= Lo Hon-cho =

20th-century Chinese pirate

Lo Hon-cho or Lo Honcho was a 20th-century Chinese pirate. Lo was married to a powerful pirate leader and took command of his fleet after his death in 1921. Under her leadership, the fleet expanded to encompass 64 junks. Lo raided in southern China, in the vicinity of Beihai, and earnt a terrifying reputation on account of her ruthlessness. Her career came to a sudden end in October 1922 when she was captured by the Chinese military.

== Biography ==
Lo Hon-cho was married to a powerful pirate. After the death of her husband in 1921, she took command of his fleet, much in the same way as the previous Chinese woman pirate leader Zheng Yi Sao (1775–1844). She was probably at least in her mid-20s at the time. Lo eventually commanded 64 junks, a greater number of ships than her husband had led. She raided the countryside in southern China, most frequently operating in the vicinity of Beihai. Lo is described in surviving sources as being young, beautiful and ruthless. She earnt a terrifying reputation through her raids. A news report from 1922 describes her as "the most murderous and ruthless of all China's assortment of banditti". Lo raided and plundered villages, often carrying away captured groups of up to 50 or 60 girls to sell into sexual slavery.

She briefly fought alongside the Chinese military in the uprisings of the early 1920s, joining forces with the general Wong Min-Tong. Wong Min-Tong, also described in some sources as a woman, commanded 50 junks. Together, Lo and Wong collected a ransom from Beihai to prevent the city being looted. Lo received the rank of colonel, a relatively unique distinction for a pirate. Wong shortly thereafter travelled to Guangzhou, whereafter Lo returned to piracy.
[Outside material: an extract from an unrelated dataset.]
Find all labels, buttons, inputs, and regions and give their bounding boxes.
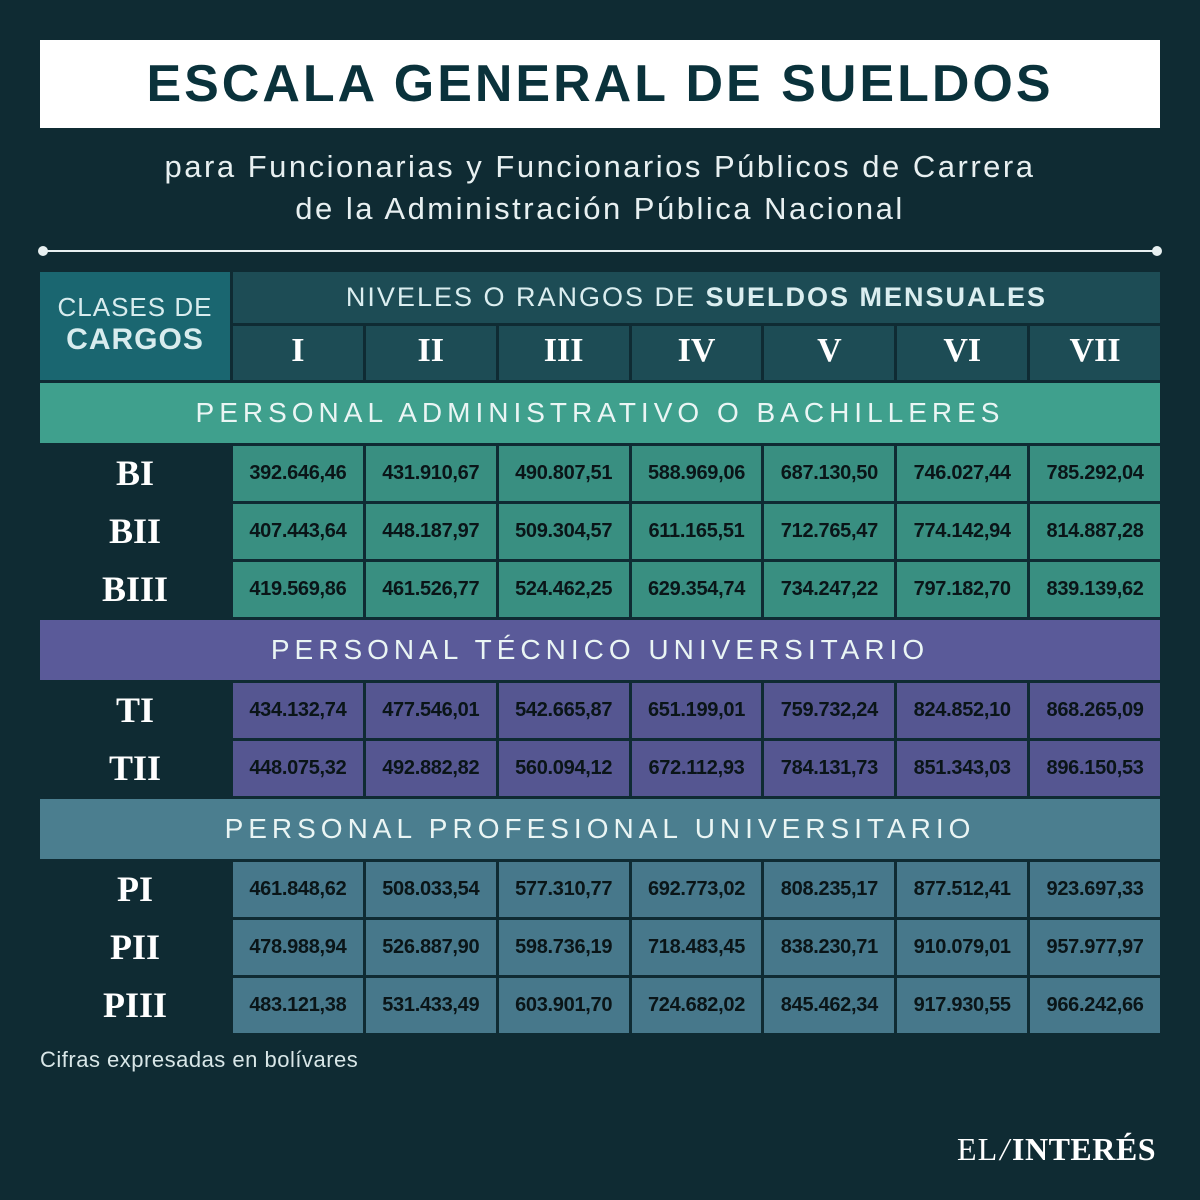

Lo's career came to a sudden end in October 1922, having been a pirate leader for less than a year. Lo stopped by a coastal village and was surprised by a Chinese warship while feasting. She engaged the military vessel in battle but lost 40 of her junks and fled. After the military commander of the region including Beihai offered a promise of pardon for Lo's capture, one of her followers betrayed her, leading to her being apprehended. Lo's fate thereafter is not known from surviving sources; it is possible that she was simply killed. According to Richard Gordon McCloskey, who visited southern China in the 1930s and spoke to the locals, he was told that Lo Hon-cho was "killed on a piratical expedition".

== Legacy ==
Some modern authors speculate that another pirate woman, Lai Choi San (active in the later 1920s and 30s), rose to power through taking command of portions of Lo's former fleet after her capture.

Little is known in detail about Lo's life due to the very scant source material available outside of China. She became known internationally through the publication of an English-language report in Guangzhou at the time of her capture. No study on Lo Hon-cho has yet been made based on potential Chinese-language source material. Stories of Lo's brief pirate career were still being told and shared with outsiders in southern China in the 1930s.